Do you do seasonal sewing?
I don’t often. Gifting what we sew can trigger a minefield of emotions. What can I make? Will they like it? How am I going to work out sizing? Have I got time?
Most importantly, will they appreciate the time and energy put into making? Let’s take a step back to think about why you’re making first. You really don’t need to push your limits and build on your list of ‘things to-do’ in time for the festive season when it’s the busiest time for most of us.
Are you making because you know they love a made gift? They love your choice of material. The uniqueness of a gift made just for them. The fact you’ve spent time thinking and working on a special gift with them in mind. Maybe lockdown has meant you’ve had time. Here are a few things I think about when I start to consider it. I thought you might find it useful too.

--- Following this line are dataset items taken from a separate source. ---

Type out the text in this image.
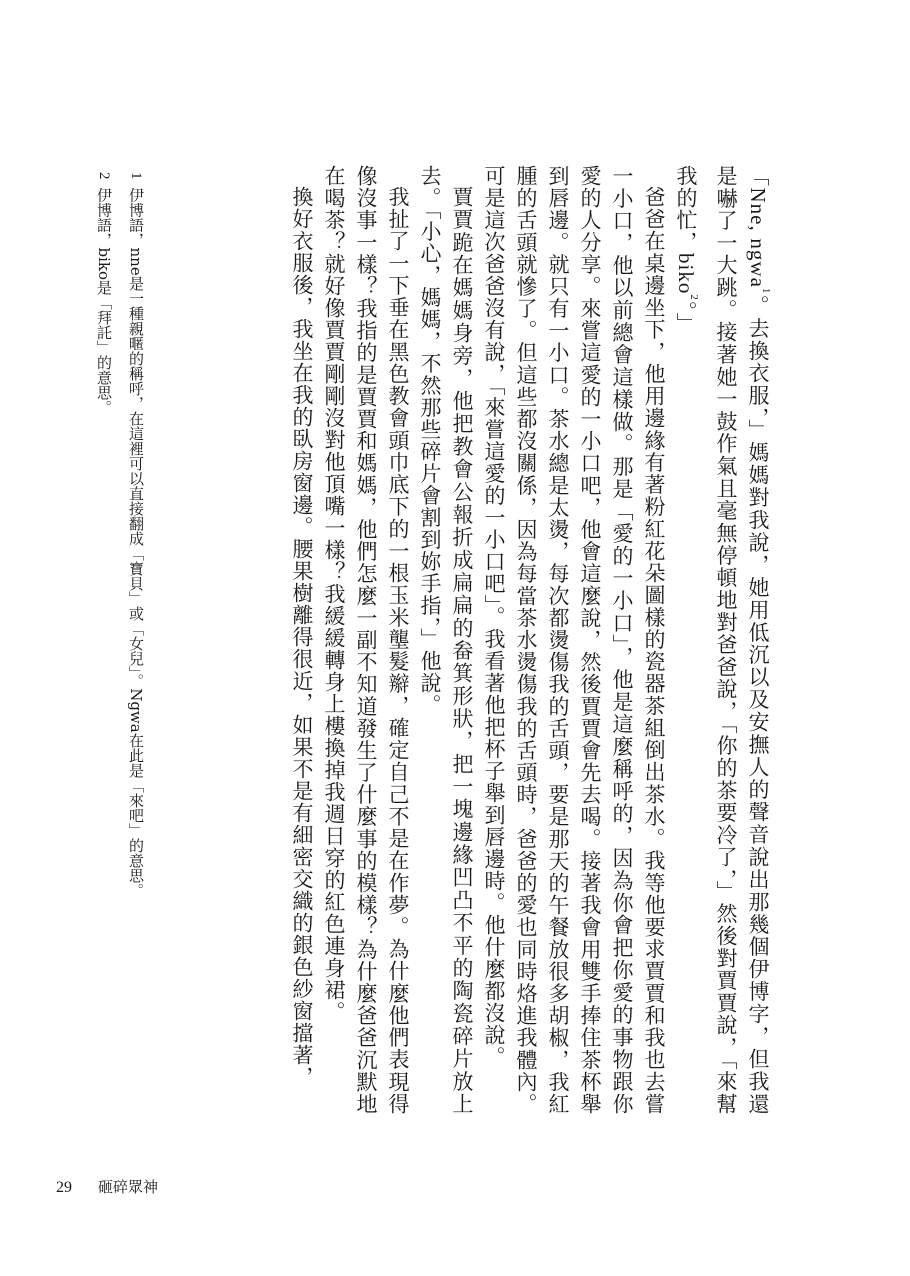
「Nne, ngwa$^1$。去換衣服，」媽媽對我說，她用低沉以及安撫人的聲音說出那幾個伊博字，但我還是嚇了一大跳。接著她一鼓作氣且毫無停頓地對爸爸說，「你的茶要冷了，」然後對賈賈說，「來幫我的忙，biko$^2$。」

爸爸在桌邊坐下，他用邊緣有著粉紅花朵圖樣的瓷器茶組倒出茶水。我等他要求賈賈和我也去嘗一小口，他以前總會這樣做。那是「愛的一小口」，他是這麼稱呼的，因為你會把你愛的事物跟你愛的人分享。來嘗這愛的一小口吧，他會這麼說，然後賈賈會先去喝。接著我會用雙手捧住茶杯舉到唇邊。就只有一小口。茶水總是太燙，每次都燙傷我的舌頭，要是那天的午餐放很多胡椒，我紅腫的舌頭就慘了。但這些都沒關係，因為每當茶水燙傷我的舌頭時，爸爸的愛也同時烙進我體內。可是這次爸爸沒有說，「來嘗這愛的一小口吧」。我看著他把杯子舉到唇邊時。他什麼都沒說。

賈賈跪在媽媽身旁，他把教會公報折成扁扁的畚箕形狀，把一塊邊緣凹凸不平的陶瓷碎片放上去。「小心，媽媽，不然那些碎片會割到妳手指，」他說。

我扯了一下垂在黑色教會頭巾底下的一根玉米壟髮辮，確定自己不是在作夢。為什麼他們表現得像沒事一樣？我指的是賈賈和媽媽，他們怎麼一副不知道發生了什麼事的模樣？為什麼爸爸沉默地在喝茶？就好像賈賈剛剛沒對他頂嘴一樣？我緩緩轉身上樓換掉我週日穿的紅色連身裙。

換好衣服後，我坐在我的臥房窗邊。腰果樹離得很近，如果不是有細密交織的銀色紗窗擋著，

1伊博語，nne是一種親暱的稱呼，在這裡可以直接翻成「寶貝」或「女兒」。Ngwa在此是「來吧」的意思。

2伊博語，biko是「拜託」的意思。

29 砸碎眾神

Don’t overcomplicate the gift.
You really don’t want to try out a new pattern or idea when time is of the essence. Stick to your tried and tested patterns. Those that you know go together well and you’ve already tweeked to your liking. Or that you could step up with different fabrics or trims. Very often the simplest gifts can be the most used and rewarding to make gifts. Think basics. Hoodies, Pj’s, washbags, pencil cases, tote bags… Useful things.
Will they like it?
This is a crucial question and not one to overlook. Think about who you’re making for. What do they already wear/use? Can you replicate a favourite thing? Have you made for them before? What was their reaction? Did their eyes light up or was it a Oh yay! (going straight to the back of the draw) reaction.

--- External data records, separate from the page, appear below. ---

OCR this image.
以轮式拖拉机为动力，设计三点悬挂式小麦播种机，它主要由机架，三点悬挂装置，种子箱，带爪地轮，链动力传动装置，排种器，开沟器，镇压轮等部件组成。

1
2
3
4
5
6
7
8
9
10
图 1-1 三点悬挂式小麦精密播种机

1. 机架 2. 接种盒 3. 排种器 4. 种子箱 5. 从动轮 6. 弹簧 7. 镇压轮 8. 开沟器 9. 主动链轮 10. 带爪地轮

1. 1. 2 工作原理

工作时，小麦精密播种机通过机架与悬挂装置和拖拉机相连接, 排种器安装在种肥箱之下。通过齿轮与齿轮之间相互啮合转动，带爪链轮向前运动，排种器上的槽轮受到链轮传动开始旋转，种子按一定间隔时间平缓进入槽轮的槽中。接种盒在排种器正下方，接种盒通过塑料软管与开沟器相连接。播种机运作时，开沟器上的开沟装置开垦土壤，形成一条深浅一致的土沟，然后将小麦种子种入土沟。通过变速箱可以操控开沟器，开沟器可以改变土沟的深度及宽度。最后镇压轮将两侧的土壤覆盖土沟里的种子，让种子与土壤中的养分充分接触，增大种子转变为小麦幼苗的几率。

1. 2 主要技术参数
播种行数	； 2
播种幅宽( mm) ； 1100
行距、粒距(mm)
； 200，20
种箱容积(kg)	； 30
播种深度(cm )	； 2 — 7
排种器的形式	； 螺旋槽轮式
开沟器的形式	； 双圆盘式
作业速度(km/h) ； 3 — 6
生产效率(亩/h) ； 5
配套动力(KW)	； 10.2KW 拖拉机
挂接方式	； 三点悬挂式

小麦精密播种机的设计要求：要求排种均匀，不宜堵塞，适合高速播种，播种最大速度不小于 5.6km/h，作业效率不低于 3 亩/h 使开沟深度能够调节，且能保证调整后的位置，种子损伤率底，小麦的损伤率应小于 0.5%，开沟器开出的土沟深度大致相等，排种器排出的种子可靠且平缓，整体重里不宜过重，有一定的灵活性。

Making is a financial choice.
Stop right there. Unless you have everything already in your stash this might not be the direction to go in if pennies are tight. Making is not a cheap option. Baked beans are versatile but there’s only so much you can do. Yes, you can make small gifts from offcuts and small pieces of fabric. Wash bags and the like are a prime example but do bare in mind their tastes might not be the same as yours. I suppose I’m saying know your giftee. Well, unless it’s a secret santa and the you can have some real fun. For that I’d say use your whackiest fabrics and go all out wild.
Sizing
The elephant in the room. I’m putting this out there. When gifting, sizing matters. This may seem a very unromantic thought but if you want to make for someone check the size. Ask their partner/ parent for an idea. Where smalls are concerned take height as well as age into account. Are the smalls in question due a growth spurt? Toddlers and teens are both good at this. Are they in line with their commercial age or height. If in doubt go up a size. They’ll grow into them. Or just get the tape out and get comfortable with the idea they know something fabulous is arriving under the tree.
For grown ups you can be a little more open generally. Ask or if you’d like it to be secret, check on the size labels of jackets/ jumpers etc for a peek. Obviously not when they’re wearing them. They maybe over a chair, you might even be out shopping with them. This makes it even better as you can see the sort of things they’re drawn to as well as the size they pick up or the shops they prefer. Another clue as to whether they’ll want what you might make.
Are they makers themselves?
Do you swap made gifts? Do you make the same sort of things or are you exchanging different making skills. Could you gift a making experience? A new skill or time spent doing something you both love together.
Make a thing.
As I’ve mentioned before, the small gifts are often the most used. Project bags, cushions and toys are always loved and dare I say, useful. Sometimes you just want to make something fun. It won’t last forever but it’s a project that brings a smile. This is where me-made is perfect because you can really go to town and enjoy the process. That’s also important. Don’t take so much on that you don’t get any joy out of the makes you’re producing for others. You don’t want to be sick of the sight of them by the time you gift them. The whole point of making for gifts is that they are fueled by love or at least joy.
If in doubt Don’t make.
I was always told it’s the thought that counts. The thought and time you put into a me-made gift is most definitely important. Make sure the giftee is going to appreciate that. I’ve stopped myself making once or twice due to realising that I’ve either not got the time or it’s not really going to mean quite as much to the recipient as it does to me. Not everyone ‘gets’ it. Save that time and buy them something beautiful that they’ll love with your budget.
Christmas is coming!
If after considering everything you’ve decided you’ll make a gift or two then Yay! Gifting a me-made is a lovely thing to do. Enjoy the process. Hunting through the stash for the right fabrics and choosing the beautiful trims, can be a fun part too. Making time to do it gives you head space. I’ve a couple of things to make for gifts but I’m starting small so that I can keep on top of things. Nothing worse than a last minute maker panic.